Until today I had forgotten how very much I have written on the passing of my wife Vickie (her passing occurred almost 13 years ago). But, now that I am thinking of updating my book to a second edition, I am looking back over some past writings and am a little blown away at how much I did write. I am also reminded of some important things that I had put into some of my lesser-visited neurons, and thought I would share a couple of these with you.
One of these is something I wrote about why bad things happen to good people. Specifically, back in 2005, I wrote the following:
I have also learned that doubt is a part of the human condition. I had thought that I must be one of the worst doubters in the world, because of losing Vickie, and maybe I am. But it is human to doubt. Joesph Cardinal Ratzinger (now Pope Benedict) explains this so well in his Introduction To Christianity. On page 42, he notes that Saint Therese of Lisieux “grew up in an atmosphere of complete religious security; her whole existence from beginning to end, and down to the smallest detail, was so completely molded by the faith of the Church that the invisible world became, not just a part of her everyday life, but that life itself.” He then goes on to say that we have found occasional wording in her diaries about a desperate loss of faith, a feeling of complete and utter desertion (a feeling that would go away, but that could come back to haunt her at some future point). He then discusses the example of the atheist who wonders, from time to time, “but, what if it’s really true?” (Something I’ve done when I was an atheist.) It’s human to doubt, even for saints and even for atheists.
Ours is a complicated world. We know, for example, from our studies in the mathematics of chaos (chaos theory) that a butterfly’s flapping its wings in China can lead to a hurricane forming in another part of the world. But, when we watch a butterfly flapping its wings, we cannot possibly predict whether that butterfly’s flapping will lead to a hurricane or not. Similarly, we know that good sometimes arises out of disasters, but we have no way of assessing how good comes out of it anymore than we can really assess how much suffering it causes: the suffering can play out immediately (and over time) and the good may not occur for centuries, and perhaps never matches the amount of evil that brought it about (or maybe exceeds it). The only thing we can really know is that the good almost certainly will not come about without direct human effort.
December 2005 Update
The CNN website recently had an article about a theory that the 700,000 ton Taipei building is contributing to increased earthquake frequency in that region of the world. (Imagine 700,000 Tons!) When you consider this and consider that we also displace a lot of earth in building other skyscrapers and roads, and when you also consider how we are contributing to global warming, you can see that we, humanity in general, should probably be taking the blame for a lot of “natural disasters.”

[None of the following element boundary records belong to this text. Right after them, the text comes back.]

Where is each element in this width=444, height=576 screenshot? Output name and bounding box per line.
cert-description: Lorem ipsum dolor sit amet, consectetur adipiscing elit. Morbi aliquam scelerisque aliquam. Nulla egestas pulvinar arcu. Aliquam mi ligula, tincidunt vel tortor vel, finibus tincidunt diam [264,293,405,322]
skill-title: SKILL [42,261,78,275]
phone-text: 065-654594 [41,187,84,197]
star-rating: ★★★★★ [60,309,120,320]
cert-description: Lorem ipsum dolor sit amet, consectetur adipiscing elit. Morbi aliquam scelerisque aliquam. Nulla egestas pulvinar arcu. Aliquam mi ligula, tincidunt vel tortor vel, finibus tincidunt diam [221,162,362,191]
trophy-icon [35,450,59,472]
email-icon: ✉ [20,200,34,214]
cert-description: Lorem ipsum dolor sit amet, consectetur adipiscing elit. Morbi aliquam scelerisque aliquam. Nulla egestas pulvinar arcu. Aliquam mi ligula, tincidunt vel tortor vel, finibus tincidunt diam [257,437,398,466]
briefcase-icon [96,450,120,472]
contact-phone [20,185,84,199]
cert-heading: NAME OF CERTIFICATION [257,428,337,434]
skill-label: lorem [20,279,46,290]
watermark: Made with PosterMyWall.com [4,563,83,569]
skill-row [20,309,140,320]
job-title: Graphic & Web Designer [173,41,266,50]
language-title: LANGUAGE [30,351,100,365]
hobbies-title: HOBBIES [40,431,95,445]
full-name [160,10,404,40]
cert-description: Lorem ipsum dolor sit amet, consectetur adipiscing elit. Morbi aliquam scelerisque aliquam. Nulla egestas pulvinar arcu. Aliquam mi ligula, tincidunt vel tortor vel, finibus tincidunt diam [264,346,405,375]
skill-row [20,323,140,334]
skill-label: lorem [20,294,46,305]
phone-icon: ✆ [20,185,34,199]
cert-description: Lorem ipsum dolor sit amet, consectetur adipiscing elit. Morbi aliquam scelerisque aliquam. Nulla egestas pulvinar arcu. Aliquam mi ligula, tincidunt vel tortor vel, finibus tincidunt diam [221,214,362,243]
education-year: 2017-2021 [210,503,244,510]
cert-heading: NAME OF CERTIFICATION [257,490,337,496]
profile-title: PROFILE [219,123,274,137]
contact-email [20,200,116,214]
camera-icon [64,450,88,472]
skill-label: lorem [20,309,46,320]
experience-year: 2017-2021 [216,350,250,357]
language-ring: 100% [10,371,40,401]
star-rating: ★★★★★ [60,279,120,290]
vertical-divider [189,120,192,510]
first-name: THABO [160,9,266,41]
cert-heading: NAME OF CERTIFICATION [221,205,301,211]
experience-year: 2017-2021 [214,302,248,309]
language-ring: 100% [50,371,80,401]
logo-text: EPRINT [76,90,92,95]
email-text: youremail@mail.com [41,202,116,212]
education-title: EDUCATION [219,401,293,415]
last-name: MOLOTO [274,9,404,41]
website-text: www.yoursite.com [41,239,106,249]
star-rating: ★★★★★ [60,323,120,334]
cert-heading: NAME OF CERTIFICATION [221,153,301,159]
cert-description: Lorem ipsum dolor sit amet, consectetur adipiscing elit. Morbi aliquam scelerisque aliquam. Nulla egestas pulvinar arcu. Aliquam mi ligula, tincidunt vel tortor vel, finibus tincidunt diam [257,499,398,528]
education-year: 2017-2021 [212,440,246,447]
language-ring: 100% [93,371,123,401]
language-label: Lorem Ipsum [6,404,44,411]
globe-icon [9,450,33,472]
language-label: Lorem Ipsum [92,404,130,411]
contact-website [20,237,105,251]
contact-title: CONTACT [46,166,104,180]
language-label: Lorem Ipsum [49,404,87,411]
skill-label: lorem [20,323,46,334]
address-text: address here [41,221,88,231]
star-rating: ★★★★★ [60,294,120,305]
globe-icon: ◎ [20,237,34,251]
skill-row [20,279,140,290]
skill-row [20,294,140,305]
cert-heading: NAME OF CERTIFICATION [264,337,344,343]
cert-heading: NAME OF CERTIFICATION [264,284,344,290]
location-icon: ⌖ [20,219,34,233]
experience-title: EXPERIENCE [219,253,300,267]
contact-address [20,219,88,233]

It is so easy for a cynic and skeptic like me to look at an event like the 2004 tsunami and view it as “proof” that there is no loving god. In so doing, I overlook how very much we ourselves contribute to the making of such disasters. Are we so shortsighted that we think we can move 700,000 tons around and concentrate it in one spot and that it will not have an impact on the tectonic plates?
That quote comes from this little piece, which I wrote in 2005.
You may also be interested in this article I wrote in 2003 entitled, The New Age Paradigm. The article appears at Rich Deem’s Evidence For God site, which has tons of fascinating articles. I’m certainly not in agreement with all of his articles, but they all do provide good food for thought.
Anyway, sometimes it can be instructive to revisit the past.